Syntax refers to the set of rules or principles that govern the structure of sentences in each language. It refers to the arrangement of words and phrases to create well-formed sentences. For example, any English speaker would be able to tell that the sentence “I ate an apple” is grammatical correct, whereas the sentence “I an apple ate” is not. This example refers to the concept of word order, i.e., the accepted sequence of words and entities in a language. English, like many Indo-European languages, has a word order of SVO (Subject-Verb-Object). It follows that, by default, the verb of an English sentence must come in between a subject and an object. While this might seem natural to native English speakers, speakers of other languages might find this strange and unnatural. Japanese, for instance, has a word order of SOV (Subject-Object-Verb). The very same sentence would be translated word-to-word in English as “I an apple ate”. (Watashi-wa-ringo-o-tabemashita). In fact, SOV languages account for over 40% of all recognized languages on Earth, even higher than SVO languages like English and French, which only account for approximately 35%. This being said, how could Berger’s team model viral mutations by using syntax? The genetic or evolutionary fitness of a virus can be loosely interpreted as its ability to infect a host. The greater the genetic fitness, the higher the chance the virus can successfully infect a host. This is analogous to grammatical correctness: a booming, infectious virus with a correct syntactic structure is grammatically correct; an unsuccessful, noninfectious virus, is not.
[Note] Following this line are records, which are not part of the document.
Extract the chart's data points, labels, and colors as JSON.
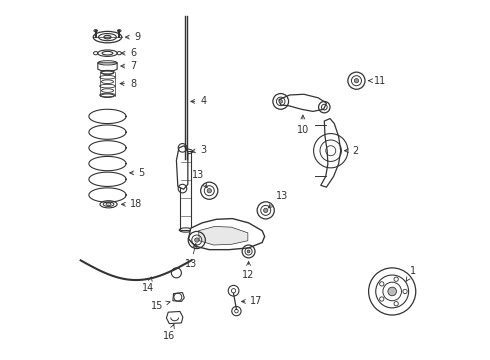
{
  "bg_color": "#ffffff",
  "line_color": "#333333",
  "label_color": "#000000",
  "fig_width": 4.9,
  "fig_height": 3.6,
  "dpi": 100
}
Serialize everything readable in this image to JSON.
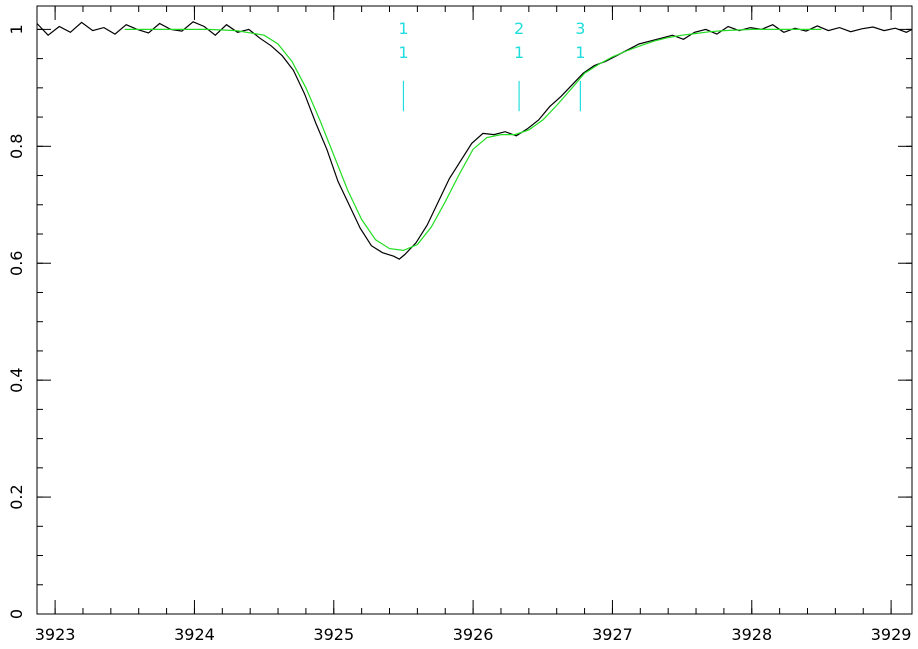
{
  "chart_data": {
    "type": "line",
    "title": "",
    "xlabel": "",
    "ylabel": "",
    "xlim": [
      3922.87,
      3929.15
    ],
    "ylim": [
      0,
      1.04
    ],
    "x_ticks": [
      {
        "value": 3923,
        "label": "3923"
      },
      {
        "value": 3924,
        "label": "3924"
      },
      {
        "value": 3925,
        "label": "3925"
      },
      {
        "value": 3926,
        "label": "3926"
      },
      {
        "value": 3927,
        "label": "3927"
      },
      {
        "value": 3928,
        "label": "3928"
      },
      {
        "value": 3929,
        "label": "3929"
      }
    ],
    "y_ticks": [
      {
        "value": 0,
        "label": "0"
      },
      {
        "value": 0.2,
        "label": "0.2"
      },
      {
        "value": 0.4,
        "label": "0.4"
      },
      {
        "value": 0.6,
        "label": "0.6"
      },
      {
        "value": 0.8,
        "label": "0.8"
      },
      {
        "value": 1,
        "label": "1"
      }
    ],
    "x_minor_step": 0.2,
    "y_minor_step": 0.05,
    "grid": false,
    "series": [
      {
        "role": "observed spectrum",
        "color": "#000000",
        "x": [
          3922.87,
          3922.95,
          3923.03,
          3923.11,
          3923.19,
          3923.27,
          3923.35,
          3923.43,
          3923.51,
          3923.59,
          3923.67,
          3923.75,
          3923.83,
          3923.91,
          3923.99,
          3924.07,
          3924.15,
          3924.23,
          3924.31,
          3924.39,
          3924.47,
          3924.55,
          3924.63,
          3924.71,
          3924.79,
          3924.87,
          3924.95,
          3925.03,
          3925.11,
          3925.19,
          3925.27,
          3925.35,
          3925.43,
          3925.47,
          3925.51,
          3925.59,
          3925.67,
          3925.75,
          3925.83,
          3925.91,
          3925.99,
          3926.07,
          3926.15,
          3926.23,
          3926.31,
          3926.39,
          3926.47,
          3926.55,
          3926.63,
          3926.71,
          3926.79,
          3926.87,
          3926.95,
          3927.03,
          3927.11,
          3927.19,
          3927.27,
          3927.35,
          3927.43,
          3927.51,
          3927.59,
          3927.67,
          3927.75,
          3927.83,
          3927.91,
          3927.99,
          3928.07,
          3928.15,
          3928.23,
          3928.31,
          3928.39,
          3928.47,
          3928.55,
          3928.63,
          3928.71,
          3928.79,
          3928.87,
          3928.95,
          3929.03,
          3929.11,
          3929.15
        ],
        "y": [
          1.01,
          0.99,
          1.005,
          0.995,
          1.012,
          0.998,
          1.003,
          0.992,
          1.008,
          1.0,
          0.994,
          1.01,
          1.0,
          0.997,
          1.013,
          1.005,
          0.99,
          1.008,
          0.995,
          1.0,
          0.985,
          0.972,
          0.955,
          0.93,
          0.89,
          0.84,
          0.795,
          0.74,
          0.7,
          0.66,
          0.63,
          0.618,
          0.612,
          0.607,
          0.615,
          0.635,
          0.665,
          0.705,
          0.745,
          0.775,
          0.805,
          0.822,
          0.82,
          0.825,
          0.818,
          0.83,
          0.845,
          0.868,
          0.885,
          0.905,
          0.925,
          0.938,
          0.945,
          0.955,
          0.965,
          0.975,
          0.98,
          0.985,
          0.99,
          0.983,
          0.995,
          1.0,
          0.992,
          1.005,
          0.998,
          1.003,
          1.0,
          1.008,
          0.995,
          1.002,
          0.997,
          1.006,
          0.998,
          1.003,
          0.996,
          1.001,
          1.004,
          0.998,
          1.002,
          0.995,
          1.0
        ]
      },
      {
        "role": "model fit",
        "color": "#22dd22",
        "x": [
          3923.5,
          3923.7,
          3923.9,
          3924.1,
          3924.3,
          3924.5,
          3924.6,
          3924.7,
          3924.8,
          3924.9,
          3925.0,
          3925.1,
          3925.2,
          3925.3,
          3925.4,
          3925.5,
          3925.6,
          3925.7,
          3925.8,
          3925.9,
          3926.0,
          3926.1,
          3926.2,
          3926.3,
          3926.4,
          3926.5,
          3926.6,
          3926.7,
          3926.8,
          3926.9,
          3927.0,
          3927.1,
          3927.2,
          3927.3,
          3927.4,
          3927.5,
          3927.6,
          3927.7,
          3927.8,
          3927.9,
          3928.0,
          3928.2,
          3928.5
        ],
        "y": [
          1.0,
          1.0,
          1.0,
          1.0,
          0.998,
          0.99,
          0.975,
          0.945,
          0.9,
          0.845,
          0.785,
          0.725,
          0.675,
          0.64,
          0.625,
          0.622,
          0.632,
          0.662,
          0.705,
          0.752,
          0.795,
          0.815,
          0.82,
          0.82,
          0.828,
          0.845,
          0.87,
          0.897,
          0.925,
          0.94,
          0.953,
          0.963,
          0.972,
          0.98,
          0.986,
          0.99,
          0.993,
          0.996,
          0.998,
          0.999,
          1.0,
          1.0,
          1.0
        ]
      }
    ],
    "annotations": [
      {
        "x": 3925.5,
        "label_top": "1",
        "label_bottom": "1",
        "y_top": 0.97,
        "y_bottom": 0.86
      },
      {
        "x": 3926.33,
        "label_top": "2",
        "label_bottom": "1",
        "y_top": 0.97,
        "y_bottom": 0.86
      },
      {
        "x": 3926.77,
        "label_top": "3",
        "label_bottom": "1",
        "y_top": 0.97,
        "y_bottom": 0.86
      }
    ],
    "colors": {
      "axes": "#000000",
      "annotation": "#22dddd"
    }
  }
}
Semantics refers to the branch of linguistics concerned with the study of meaning, truth, and implications. Consider the following sentence that is familiar to all linguists: “Colorless green ideas sleep furiously”. This is a famous example composed by Noam Chomsky in his 1957 book of Syntactic Structures. All English speakers can tell you that this sentence is grammatically correct, just like “I ate an apple.” Yet all of them would also tell you that this sentence is complete nonsense – it simply is semantically meaningless, as ideas don’t have colors, let alone the ability to sleep furiously. This example shows that a perfectly grammatically correct sentence can be semantically pointless. In other words, for a sentence to be meaningfully grammatical, it must respect both syntactic and semantic rules.

The same applies to viruses. Mutations induce changes that alter the appearance of viruses, such as changing the structure of the surface of proteins and removing parts of the nucleotide. Viruses that have undergone mutations are said to have “changed their meaning”. The rapid mutation of coronavirus is becoming a global concern as it is accompanied by an alarming increase in the infection rate and a skyrocketing need for medical resources. This is because certain mutations allow the virus to avoid being detected by antibodies in our immune system, a process known as viral immune escape. The ability to predict and identify these mutation patterns has therefore become more crucial than ever. NLP models encode words in a mathematical space such that words with similar meanings are closer together than those with vastly different meanings. This is known as “embedding”. In the context of viruses, the embedding of their genetic sequences would group them with respect to the degree of similarity of their mutations. The high-level goal of Berger’s study is to locate such mutations that might let a virus escape our immune system without compromising its ability to infect hosts – mutations that alter a virus’ meaning whilst the meaning remains grammatically correct.